Although some may view these results as dubious,
⁹
their credibility is aided by the fact that researchers have employed two entirely different methodologies and achieved corroborating results. The first empirical approach is to sum the changes in the expected run matrix (see
Appendix
for an illustration of how the expected run matrix works). That is, if there is a runner on first with one out, and if we ignore many particulars of the specific situation (who the pitcher and batter are, etc.), we can derive an estimate of how many runs are likely to be scored in the remainder of the inning. This estimate is likely to be about 0.5 runs. If the batter hits a single, then the runner necessarily advances to second base, and the number of expected runs increases to about 0.9 runs. However, if the baserunner advances all the way to third base on that single, then an additional 0.3 runs can be added to the expected run value. The empirical method for evaluating baserunning credits the runner with that 0.3 runs for each time he goes from first to third on a single. The reader can imagine any number of other scenarios in which a baserunner could be credited with taking the extra base. The fact that the myriad assumptions made are not actually true in each case is mitigated by the fact that we are primarily interested in how baserunners perform over entire seasons, giving us a sample large enough that many of those assumptions will be reasonable in an aggregate sense.

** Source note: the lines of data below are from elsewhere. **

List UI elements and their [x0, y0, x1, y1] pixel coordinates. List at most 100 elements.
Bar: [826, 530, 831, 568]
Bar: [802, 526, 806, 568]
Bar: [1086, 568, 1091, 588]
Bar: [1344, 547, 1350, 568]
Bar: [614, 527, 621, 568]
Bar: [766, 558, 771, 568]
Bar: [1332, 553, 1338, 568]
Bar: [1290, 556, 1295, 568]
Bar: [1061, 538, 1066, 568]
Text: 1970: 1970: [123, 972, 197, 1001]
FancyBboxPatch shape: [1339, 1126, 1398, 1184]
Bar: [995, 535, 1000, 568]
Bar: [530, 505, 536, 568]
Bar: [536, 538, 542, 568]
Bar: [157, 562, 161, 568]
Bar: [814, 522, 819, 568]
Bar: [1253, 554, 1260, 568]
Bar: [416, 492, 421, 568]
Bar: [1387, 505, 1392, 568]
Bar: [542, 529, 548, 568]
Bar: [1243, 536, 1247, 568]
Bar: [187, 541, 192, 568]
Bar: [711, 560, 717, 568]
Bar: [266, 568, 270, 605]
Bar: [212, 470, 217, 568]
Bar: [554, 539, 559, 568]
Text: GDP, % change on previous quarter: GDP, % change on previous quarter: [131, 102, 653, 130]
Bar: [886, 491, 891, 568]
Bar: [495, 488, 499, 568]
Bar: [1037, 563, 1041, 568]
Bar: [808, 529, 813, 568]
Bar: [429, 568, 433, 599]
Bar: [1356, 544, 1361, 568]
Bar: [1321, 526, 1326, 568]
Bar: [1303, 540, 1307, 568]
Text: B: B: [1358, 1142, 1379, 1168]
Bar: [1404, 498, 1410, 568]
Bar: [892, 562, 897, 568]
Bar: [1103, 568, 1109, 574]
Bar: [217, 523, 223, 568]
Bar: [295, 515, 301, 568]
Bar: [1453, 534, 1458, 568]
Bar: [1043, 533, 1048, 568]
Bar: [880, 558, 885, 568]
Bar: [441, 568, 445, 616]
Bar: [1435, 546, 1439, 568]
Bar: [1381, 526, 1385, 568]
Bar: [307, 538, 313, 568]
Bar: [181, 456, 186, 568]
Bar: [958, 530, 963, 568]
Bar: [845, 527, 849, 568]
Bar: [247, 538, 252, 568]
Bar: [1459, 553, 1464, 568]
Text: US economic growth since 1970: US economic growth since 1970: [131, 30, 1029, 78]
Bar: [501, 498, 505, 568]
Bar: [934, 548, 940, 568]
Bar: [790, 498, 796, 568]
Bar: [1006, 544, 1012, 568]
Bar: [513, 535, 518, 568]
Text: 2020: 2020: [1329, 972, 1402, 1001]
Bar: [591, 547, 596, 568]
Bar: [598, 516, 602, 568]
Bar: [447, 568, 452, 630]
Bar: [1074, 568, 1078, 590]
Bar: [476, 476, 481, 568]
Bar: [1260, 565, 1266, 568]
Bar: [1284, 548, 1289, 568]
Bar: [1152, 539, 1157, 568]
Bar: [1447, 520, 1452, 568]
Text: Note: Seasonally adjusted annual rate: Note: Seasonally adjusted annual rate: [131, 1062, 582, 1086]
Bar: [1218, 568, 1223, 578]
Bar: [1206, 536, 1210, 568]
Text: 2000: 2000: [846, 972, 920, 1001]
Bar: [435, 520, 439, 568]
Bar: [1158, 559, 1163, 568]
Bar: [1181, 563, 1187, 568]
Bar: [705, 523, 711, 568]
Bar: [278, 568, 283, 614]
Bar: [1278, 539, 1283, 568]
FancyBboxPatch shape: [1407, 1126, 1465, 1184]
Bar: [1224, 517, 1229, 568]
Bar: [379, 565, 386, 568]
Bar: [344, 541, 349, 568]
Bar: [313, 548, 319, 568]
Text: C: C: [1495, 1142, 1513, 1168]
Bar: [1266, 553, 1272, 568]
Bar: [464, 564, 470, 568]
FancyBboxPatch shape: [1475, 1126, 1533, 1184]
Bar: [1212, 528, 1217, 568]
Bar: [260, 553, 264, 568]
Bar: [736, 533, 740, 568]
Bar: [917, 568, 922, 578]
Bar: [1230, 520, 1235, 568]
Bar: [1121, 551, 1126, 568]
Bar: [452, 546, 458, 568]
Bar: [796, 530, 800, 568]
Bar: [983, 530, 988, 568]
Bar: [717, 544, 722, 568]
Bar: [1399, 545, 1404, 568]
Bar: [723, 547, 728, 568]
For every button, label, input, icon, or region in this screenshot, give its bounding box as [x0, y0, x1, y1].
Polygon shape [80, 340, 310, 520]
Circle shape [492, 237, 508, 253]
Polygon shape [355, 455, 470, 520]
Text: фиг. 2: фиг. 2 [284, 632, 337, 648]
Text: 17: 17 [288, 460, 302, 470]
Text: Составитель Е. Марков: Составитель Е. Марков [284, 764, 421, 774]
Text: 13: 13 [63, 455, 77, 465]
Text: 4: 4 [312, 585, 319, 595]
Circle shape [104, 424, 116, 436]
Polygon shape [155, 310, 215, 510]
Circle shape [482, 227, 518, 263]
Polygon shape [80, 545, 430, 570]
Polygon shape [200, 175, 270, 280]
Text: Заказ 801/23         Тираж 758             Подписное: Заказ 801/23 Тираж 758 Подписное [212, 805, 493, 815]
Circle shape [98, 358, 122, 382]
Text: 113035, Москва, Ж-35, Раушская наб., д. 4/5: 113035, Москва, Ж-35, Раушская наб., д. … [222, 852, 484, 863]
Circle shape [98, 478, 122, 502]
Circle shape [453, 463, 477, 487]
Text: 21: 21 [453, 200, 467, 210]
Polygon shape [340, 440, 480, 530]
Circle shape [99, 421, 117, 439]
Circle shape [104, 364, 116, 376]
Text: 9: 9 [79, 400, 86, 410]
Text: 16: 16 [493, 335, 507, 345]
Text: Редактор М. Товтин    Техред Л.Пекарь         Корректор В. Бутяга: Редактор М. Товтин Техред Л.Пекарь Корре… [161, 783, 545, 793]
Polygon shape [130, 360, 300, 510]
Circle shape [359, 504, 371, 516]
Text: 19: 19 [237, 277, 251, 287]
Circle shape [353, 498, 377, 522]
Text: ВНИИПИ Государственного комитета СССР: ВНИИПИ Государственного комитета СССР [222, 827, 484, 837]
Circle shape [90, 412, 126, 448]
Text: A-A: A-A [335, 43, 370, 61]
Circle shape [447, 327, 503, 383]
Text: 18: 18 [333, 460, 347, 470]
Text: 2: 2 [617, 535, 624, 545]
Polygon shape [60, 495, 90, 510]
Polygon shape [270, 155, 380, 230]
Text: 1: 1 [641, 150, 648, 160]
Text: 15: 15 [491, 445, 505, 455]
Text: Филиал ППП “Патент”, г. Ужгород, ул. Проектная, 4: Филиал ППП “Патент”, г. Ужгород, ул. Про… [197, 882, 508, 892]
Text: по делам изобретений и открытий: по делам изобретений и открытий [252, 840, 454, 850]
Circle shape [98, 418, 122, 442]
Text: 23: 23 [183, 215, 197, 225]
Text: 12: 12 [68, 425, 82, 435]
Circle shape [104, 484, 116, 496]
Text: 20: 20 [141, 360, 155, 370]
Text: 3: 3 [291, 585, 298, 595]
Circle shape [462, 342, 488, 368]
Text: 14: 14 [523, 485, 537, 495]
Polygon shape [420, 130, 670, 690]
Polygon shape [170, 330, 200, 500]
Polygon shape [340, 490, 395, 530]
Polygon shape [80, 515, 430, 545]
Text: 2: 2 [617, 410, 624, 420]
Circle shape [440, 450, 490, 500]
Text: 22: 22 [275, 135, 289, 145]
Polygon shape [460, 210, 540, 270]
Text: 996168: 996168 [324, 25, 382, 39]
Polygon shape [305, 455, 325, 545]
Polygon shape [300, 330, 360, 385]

The second approach, which corroborates the findings of the first, is to build a simulation engine, and seed it with estimates of the probabilities
of how often baserunners take the extra base. For example, one of the best baserunners in recent memory is Chase Utley, who, in addition to stealing about twelve bases per year while being caught less than 10 percent of the time, advances from first to third on a single roughly 45 percent of the time, compared to the league average of about 26 percent. If we simulate, say, one million innings of Phillies baseball with Utley running like he does, we get a good estimate of the average number of runs scored per inning for that team. But we can run the same simulation with Utley running at league-average rates, and compare the change in run scoring to the previous figure. The results suggest that even Utley’s baserunning is worth no more than ten runs per season over that of an average runner.